I recalled with vividness the happenings at that time. After all, it was Azariah, Mishael and I who refused to bow and were thence cast into the furnace which been heated seven times its usual temperature. So great was it that the men who cast us therein perished from the heat.

“But then,” continued Nebuchadnezzar, “When I saw a fourth figure in with you three – I see your companion is missing – I somehow knew it to be a heavenly being. The Son of God, in fact. I cannot tell you how I knew; I do not know myself. But I knew.”

“All this is true,” said Azariah. “Your memory has returned, thank Yahweh.”

“You can call Him what you wish,” said Nebuchadnezzar. “I know for a surety that He is the true God. That, for me, was lesson one.”

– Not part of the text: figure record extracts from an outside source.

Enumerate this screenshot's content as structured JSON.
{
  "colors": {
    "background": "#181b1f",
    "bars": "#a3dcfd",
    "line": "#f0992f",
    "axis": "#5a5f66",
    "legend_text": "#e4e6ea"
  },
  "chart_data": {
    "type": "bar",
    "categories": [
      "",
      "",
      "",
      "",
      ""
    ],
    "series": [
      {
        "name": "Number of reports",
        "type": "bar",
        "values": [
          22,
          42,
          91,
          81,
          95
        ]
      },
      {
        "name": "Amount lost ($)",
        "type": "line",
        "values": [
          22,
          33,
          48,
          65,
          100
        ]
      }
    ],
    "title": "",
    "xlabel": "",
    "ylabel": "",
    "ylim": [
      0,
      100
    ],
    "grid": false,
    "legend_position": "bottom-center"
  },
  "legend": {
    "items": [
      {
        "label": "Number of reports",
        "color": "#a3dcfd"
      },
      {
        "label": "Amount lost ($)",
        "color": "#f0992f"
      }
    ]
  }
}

We continued to walk in silence.

Nebuchadnezzar again spoke. “But that conviction and belief in a higher power did not last. I had another dream, after the one of the man-like statue composed of different substances.”

We did not interrupt him. He continued, “Your friend Daniel interpreted the dream of the tree. He told me what it meant. He even pleaded with me to change my ways, so that the dream’s interpretation might not come to pass.”

“But it did, indeed, did it not, sire?” queried Azariah.

“Sadly, yea verily. Lesson two. Or maybe more. Twelve months after the dream, I spoke with pride of the great city of Babylon, of which I was master and in whose palace I walked.”

He paused, as if reminiscing. Then said, with a seeming twinge, “And thereafter was that kingdom stripped from me, and given to another. And I was driven away, and dwelt among the animals, and ate grass like oxen. Reason and understanding were both lost to me, and I was indeed like a beast of the field and of the wood. I became, in a way, their friend. Though friendship amongst animals is not the same as it is amongst humans.”

“O sire,” said Azariah. “The Almighty has given you a hard lesson indeed. But He has also preserved you.”
“Yes,” said Nebuchadnezzar. “I am grateful. And, if given the chance, I will show my gratitude.”

We walked back toward the center of the city, wherein lay the palace of the king.


As is recorded elsewhere, Nebuchadnezzar was restored as king of Babylon, and acknowledged the god of the Hebrews as the one true God.

His later days saw the reign of a once and future king of humility, one who valued goodness, truth and mercy. He did not require further lessons.


I think we may someday see him on the other side.